In difetto di parametri legali più precisi e dovendo la sanzione non essere simbolica né sproporzionata, appare adeguato un indennizzo di € 5.884,00, pari ad 1/3 della retribuzione annua dell’istante.

Non si reputa possibile risarcire il danno patrimoniale richiesto poiché l’adibizione al turno notturno non può ritenersi conseguenza obbligata per il datore di lavoro.

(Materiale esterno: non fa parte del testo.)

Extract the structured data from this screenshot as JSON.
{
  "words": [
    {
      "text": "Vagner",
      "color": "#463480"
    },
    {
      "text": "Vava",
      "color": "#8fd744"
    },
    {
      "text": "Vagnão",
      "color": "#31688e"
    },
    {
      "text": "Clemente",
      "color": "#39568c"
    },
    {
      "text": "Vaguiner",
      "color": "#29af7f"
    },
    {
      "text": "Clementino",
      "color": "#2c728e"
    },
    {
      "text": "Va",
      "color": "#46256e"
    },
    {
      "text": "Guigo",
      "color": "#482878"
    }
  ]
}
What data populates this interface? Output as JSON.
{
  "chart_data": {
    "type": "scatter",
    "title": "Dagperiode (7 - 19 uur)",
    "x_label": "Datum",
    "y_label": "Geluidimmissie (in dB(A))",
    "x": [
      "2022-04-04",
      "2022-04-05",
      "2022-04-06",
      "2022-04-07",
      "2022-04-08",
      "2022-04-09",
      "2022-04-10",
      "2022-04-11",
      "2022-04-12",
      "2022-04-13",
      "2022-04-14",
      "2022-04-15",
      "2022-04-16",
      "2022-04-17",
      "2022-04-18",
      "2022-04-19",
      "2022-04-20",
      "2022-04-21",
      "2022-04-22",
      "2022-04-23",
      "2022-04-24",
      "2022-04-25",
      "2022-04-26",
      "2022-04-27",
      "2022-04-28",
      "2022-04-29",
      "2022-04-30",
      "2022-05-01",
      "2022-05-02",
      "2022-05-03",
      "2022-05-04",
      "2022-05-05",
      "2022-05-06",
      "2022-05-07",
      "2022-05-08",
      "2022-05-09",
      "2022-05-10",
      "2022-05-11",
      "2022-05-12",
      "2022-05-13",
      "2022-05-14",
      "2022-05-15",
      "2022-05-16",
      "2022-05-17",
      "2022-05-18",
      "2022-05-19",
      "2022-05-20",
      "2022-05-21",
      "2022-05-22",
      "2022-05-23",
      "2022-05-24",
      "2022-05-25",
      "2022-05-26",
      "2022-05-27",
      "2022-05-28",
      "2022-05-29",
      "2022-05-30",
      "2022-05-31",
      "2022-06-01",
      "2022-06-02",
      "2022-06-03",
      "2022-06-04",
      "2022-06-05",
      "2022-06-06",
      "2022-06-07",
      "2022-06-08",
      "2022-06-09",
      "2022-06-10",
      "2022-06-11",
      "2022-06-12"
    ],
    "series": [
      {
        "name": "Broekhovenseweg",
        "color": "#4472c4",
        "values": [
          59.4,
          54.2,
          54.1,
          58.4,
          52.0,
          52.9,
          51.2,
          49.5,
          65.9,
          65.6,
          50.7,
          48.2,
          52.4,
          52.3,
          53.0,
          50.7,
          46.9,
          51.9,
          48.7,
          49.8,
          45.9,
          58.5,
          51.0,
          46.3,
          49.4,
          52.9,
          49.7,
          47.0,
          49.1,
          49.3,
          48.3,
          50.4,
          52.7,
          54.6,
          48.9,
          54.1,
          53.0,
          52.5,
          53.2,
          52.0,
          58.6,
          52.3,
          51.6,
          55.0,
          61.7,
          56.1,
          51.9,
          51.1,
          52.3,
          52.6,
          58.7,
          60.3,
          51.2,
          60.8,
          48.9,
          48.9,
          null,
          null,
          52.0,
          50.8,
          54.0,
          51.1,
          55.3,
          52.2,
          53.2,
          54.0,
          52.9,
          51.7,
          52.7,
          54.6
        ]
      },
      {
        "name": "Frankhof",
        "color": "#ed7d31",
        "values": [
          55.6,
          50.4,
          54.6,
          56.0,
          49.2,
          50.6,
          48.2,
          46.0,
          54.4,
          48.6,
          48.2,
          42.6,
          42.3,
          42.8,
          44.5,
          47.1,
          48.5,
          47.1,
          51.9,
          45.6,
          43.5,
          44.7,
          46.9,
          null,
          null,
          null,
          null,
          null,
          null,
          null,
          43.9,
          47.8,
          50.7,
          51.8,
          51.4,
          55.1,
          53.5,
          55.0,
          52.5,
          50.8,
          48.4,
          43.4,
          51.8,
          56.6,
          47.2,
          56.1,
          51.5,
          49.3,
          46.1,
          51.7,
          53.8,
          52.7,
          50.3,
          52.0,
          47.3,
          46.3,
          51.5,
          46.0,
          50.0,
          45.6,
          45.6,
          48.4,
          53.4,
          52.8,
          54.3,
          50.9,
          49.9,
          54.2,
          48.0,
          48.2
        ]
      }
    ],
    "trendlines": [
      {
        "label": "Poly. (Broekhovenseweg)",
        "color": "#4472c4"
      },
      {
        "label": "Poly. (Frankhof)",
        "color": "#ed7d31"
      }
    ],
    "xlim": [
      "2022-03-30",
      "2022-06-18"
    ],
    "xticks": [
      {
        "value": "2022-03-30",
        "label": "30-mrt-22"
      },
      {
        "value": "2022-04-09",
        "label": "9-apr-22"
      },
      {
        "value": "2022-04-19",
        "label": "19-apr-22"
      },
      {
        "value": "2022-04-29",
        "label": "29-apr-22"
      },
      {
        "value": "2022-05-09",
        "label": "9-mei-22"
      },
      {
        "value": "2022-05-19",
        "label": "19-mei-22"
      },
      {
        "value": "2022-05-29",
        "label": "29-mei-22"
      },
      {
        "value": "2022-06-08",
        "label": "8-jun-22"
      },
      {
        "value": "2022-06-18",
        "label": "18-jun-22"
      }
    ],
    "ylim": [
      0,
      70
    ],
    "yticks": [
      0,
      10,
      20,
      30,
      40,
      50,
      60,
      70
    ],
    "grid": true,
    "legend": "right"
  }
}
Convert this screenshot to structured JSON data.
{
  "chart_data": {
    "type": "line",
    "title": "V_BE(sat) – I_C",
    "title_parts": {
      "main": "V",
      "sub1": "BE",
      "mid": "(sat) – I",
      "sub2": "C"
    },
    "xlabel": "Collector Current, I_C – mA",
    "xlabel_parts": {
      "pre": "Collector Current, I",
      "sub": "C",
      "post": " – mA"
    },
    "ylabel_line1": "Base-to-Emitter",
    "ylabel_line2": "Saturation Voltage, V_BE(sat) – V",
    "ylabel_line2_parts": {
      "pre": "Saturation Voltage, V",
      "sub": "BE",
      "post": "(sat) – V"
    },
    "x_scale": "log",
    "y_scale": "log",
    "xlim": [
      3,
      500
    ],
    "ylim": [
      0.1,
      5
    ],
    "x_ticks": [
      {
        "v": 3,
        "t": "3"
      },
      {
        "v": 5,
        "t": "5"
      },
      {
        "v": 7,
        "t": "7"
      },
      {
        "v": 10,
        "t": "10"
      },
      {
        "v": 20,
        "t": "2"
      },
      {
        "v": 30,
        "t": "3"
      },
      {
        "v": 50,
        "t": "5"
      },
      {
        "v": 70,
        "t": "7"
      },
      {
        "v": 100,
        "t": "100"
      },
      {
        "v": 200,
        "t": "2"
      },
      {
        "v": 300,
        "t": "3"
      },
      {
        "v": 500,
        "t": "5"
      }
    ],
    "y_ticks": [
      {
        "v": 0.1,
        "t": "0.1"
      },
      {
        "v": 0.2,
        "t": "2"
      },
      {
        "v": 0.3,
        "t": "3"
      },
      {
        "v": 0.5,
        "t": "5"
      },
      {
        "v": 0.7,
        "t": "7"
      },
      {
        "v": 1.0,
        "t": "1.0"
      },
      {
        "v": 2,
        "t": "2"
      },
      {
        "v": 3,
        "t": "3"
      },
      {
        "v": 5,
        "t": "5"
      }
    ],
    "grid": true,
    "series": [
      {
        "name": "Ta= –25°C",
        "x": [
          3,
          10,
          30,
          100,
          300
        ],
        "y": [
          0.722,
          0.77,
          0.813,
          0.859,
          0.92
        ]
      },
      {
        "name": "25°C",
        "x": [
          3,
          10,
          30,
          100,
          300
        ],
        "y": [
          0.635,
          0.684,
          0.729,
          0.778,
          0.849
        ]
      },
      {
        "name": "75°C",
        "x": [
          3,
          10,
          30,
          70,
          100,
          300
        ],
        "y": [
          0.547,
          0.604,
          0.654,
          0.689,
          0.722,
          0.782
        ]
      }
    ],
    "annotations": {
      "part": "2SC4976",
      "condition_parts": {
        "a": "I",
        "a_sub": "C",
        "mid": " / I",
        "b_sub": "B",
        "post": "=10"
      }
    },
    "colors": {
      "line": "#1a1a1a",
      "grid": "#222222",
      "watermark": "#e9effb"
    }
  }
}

Le spese di lite restano a carico della resistente e sono liquidate in complessivi € 3.000,00 per compenso al difensore e spese forfettarie, oltre iva e cpa come per legge.

P.Q.M.

Definitivamente pronunciando, ogni diversa istanza ed eccezione disattese, dichiara discriminatoria l’adibizione in via esclusiva della ricorrente al turno di lavoro pomeridiano disposto dal mese di ottobre 2015; dispone che la convenuta in via immediata adibisca la ricorrente anche alla sostituzione dei dipendenti addetti ad altri turni e, dopo il pensionamento della dipendente xxx, al turno mattutino o comunque a mansioni che non siano espressive di un trattamento differenziato dell’istante in ragione della maternità.

Condanna parte convenuta al risarcimento del danno non patrimoniale in favore della ricorrente che liquida in complessivi € 5884,00.

Pone a carico di parte resistente le spese di lite che liquida come in parte motiva.